A complexidade de um backend varia muito, CRUD é o piso de complexidade: literalmente é o mais simples possível que um backend pode ser. Mas acima do CRUD em diante, tem uma enorme variedade de complexidades.
Eventualmente você aprenderá sobre arquitetura de software e verá que existem arquiteturas muito mais complexas do que a que você aprendeu. O que você aprendeu até agora se chama arquitetura MVC que, de novo, é o piso de complexidade.
Existe uma grande variedade de arquiteturas de software, tanto monolitas quanto distribuídas. E sistemas distribuídos são os mais complexos. Você só aprendeu sobre sistemas monolitos MVC que, de novo, é o piso de complexidade.
Além de arquitetura de software existem também, naturalmente, os critérios de qualidade. Performance, segurança, escalabilidade, manutenibilidade etc. Quando você tem critérios de qualidade à serem atendidos, tudo fica mais complexo.
Obs.: você aprenderá sobre isso quando estudar sobre requisitos funcionais e não funcionais no seu curso.

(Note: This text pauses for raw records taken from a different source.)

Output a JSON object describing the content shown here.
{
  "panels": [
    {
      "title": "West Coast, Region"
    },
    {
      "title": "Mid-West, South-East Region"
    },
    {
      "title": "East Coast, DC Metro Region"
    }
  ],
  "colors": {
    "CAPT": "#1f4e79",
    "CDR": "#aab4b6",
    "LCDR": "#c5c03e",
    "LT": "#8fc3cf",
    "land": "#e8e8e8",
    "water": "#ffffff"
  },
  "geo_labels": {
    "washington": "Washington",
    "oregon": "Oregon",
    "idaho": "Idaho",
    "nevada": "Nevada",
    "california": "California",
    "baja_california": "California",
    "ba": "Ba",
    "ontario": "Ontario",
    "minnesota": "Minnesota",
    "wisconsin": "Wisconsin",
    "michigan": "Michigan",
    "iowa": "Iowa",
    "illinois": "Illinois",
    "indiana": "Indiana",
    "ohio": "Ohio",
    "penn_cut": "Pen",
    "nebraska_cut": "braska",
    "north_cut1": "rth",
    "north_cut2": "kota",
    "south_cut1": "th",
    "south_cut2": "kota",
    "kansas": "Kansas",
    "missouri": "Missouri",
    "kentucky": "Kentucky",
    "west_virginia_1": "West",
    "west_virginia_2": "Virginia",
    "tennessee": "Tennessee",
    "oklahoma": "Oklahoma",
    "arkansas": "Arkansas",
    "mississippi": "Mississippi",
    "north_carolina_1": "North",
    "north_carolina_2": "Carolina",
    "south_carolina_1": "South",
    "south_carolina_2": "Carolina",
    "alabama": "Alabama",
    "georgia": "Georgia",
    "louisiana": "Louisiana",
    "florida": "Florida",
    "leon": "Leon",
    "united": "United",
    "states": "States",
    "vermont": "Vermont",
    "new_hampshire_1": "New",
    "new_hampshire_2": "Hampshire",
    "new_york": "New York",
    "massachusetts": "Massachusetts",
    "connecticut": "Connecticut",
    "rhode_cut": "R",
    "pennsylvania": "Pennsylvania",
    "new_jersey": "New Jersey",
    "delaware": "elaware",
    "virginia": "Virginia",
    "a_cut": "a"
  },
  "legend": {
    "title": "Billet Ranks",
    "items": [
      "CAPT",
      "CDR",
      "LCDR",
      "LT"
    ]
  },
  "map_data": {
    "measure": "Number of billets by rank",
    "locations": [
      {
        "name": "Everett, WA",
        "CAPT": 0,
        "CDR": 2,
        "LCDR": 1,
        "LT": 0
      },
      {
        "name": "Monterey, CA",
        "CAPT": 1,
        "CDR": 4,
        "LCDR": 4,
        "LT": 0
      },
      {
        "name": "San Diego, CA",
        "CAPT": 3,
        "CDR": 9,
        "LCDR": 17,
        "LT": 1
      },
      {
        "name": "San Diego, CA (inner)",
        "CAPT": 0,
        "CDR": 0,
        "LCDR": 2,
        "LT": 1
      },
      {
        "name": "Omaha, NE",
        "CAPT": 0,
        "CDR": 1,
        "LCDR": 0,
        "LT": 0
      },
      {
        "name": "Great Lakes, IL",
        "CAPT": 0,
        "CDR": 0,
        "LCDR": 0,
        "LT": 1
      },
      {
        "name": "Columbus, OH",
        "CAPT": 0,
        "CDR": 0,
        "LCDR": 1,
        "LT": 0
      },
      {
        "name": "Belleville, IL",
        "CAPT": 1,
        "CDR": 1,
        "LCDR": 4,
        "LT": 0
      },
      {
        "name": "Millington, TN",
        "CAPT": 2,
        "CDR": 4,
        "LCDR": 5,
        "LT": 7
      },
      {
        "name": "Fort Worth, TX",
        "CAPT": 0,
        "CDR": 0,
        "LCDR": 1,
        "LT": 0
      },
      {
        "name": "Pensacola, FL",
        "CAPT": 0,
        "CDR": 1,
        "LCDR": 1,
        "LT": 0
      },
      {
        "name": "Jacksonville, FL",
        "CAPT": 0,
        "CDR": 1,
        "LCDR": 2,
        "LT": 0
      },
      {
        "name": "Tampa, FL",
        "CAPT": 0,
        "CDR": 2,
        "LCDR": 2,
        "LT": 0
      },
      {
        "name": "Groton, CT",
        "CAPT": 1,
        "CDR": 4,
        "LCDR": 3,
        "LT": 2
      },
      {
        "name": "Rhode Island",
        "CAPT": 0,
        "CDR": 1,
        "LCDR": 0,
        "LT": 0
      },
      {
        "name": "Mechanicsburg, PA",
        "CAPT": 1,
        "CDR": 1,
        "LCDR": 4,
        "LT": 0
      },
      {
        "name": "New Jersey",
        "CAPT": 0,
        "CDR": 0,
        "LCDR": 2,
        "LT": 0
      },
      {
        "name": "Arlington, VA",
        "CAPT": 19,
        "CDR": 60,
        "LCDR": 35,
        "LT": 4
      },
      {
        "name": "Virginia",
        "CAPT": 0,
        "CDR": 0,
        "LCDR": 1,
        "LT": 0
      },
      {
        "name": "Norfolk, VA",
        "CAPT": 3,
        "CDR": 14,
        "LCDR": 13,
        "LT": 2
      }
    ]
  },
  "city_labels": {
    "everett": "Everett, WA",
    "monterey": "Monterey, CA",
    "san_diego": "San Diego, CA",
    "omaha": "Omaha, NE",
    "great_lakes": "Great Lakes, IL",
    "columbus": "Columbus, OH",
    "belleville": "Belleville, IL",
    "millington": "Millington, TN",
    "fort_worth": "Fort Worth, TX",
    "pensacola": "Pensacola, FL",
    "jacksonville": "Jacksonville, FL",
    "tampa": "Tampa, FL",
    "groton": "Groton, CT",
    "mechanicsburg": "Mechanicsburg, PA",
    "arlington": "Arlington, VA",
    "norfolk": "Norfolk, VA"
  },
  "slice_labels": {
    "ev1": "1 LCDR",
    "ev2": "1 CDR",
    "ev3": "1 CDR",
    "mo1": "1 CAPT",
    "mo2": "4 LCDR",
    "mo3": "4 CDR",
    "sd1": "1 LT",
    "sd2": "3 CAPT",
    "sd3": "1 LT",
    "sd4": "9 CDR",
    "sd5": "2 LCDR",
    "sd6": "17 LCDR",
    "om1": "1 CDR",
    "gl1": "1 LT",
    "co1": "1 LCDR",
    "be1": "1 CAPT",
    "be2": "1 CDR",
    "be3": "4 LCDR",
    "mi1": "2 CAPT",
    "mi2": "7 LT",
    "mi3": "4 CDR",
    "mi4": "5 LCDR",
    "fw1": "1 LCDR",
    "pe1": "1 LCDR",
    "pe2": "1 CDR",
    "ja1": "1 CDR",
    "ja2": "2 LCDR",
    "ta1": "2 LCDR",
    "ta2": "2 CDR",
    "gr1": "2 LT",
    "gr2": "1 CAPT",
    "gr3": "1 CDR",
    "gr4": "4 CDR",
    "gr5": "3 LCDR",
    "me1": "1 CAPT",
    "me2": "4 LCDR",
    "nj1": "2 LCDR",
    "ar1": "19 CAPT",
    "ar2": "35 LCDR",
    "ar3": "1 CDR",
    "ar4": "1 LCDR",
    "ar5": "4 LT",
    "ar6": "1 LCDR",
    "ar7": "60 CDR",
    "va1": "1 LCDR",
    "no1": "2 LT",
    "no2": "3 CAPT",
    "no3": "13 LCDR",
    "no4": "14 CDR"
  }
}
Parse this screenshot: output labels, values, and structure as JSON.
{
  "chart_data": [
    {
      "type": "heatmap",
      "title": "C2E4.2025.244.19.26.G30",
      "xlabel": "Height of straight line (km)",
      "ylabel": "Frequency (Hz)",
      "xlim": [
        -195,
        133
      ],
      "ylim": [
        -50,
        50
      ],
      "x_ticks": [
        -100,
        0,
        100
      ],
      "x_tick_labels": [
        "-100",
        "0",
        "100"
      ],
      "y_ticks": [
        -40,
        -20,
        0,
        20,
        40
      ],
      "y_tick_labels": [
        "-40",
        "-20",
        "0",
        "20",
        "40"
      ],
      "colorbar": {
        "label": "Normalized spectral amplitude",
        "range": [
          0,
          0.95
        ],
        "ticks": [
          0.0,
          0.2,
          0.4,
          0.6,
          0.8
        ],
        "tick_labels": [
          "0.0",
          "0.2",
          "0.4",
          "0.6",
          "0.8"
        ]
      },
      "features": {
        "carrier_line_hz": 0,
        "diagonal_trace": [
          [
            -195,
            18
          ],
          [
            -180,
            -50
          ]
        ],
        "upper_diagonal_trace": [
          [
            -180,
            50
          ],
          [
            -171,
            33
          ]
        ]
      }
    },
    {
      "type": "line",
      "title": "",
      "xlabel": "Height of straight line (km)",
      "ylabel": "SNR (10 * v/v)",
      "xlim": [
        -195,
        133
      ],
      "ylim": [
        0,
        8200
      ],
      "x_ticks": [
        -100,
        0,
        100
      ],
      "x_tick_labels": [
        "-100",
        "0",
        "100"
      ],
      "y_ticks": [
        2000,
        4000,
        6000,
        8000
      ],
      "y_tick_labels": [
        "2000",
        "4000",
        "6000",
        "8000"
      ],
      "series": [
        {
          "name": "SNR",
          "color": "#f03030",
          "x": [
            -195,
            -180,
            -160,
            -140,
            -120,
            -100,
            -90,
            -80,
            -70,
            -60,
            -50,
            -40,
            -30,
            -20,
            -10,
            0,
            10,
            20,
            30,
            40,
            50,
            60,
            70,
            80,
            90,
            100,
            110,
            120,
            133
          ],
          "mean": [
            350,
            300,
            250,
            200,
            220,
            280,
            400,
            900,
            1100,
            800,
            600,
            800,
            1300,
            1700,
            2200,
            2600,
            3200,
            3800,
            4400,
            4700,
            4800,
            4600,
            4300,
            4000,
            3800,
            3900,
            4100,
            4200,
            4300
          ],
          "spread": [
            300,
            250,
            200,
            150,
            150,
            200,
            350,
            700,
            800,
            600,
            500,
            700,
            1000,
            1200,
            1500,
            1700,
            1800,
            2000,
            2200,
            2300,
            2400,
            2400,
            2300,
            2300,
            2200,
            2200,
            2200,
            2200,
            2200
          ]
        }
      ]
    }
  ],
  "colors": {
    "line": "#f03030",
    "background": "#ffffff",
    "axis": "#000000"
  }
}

E backend é como qualquer outro software, então pode ter operações complexas como qualquer outro software. Olha o Google Docs, por exemplo. Ele é uma suíte de escritórios inteira implementada no backend. Olha o backend da AWS ou Google Cloud, por exemplo. São sistemas gerenciando infraestrutura complexa, todo implementado em backend.
Entre outros detalhes. Então não, desenvolvimento backend não é só CRUD. Existe um mundo inteiro além do CRUD. Aprender essas coisas é o que diferencia o fazedor de CRUD do engenheiro de software.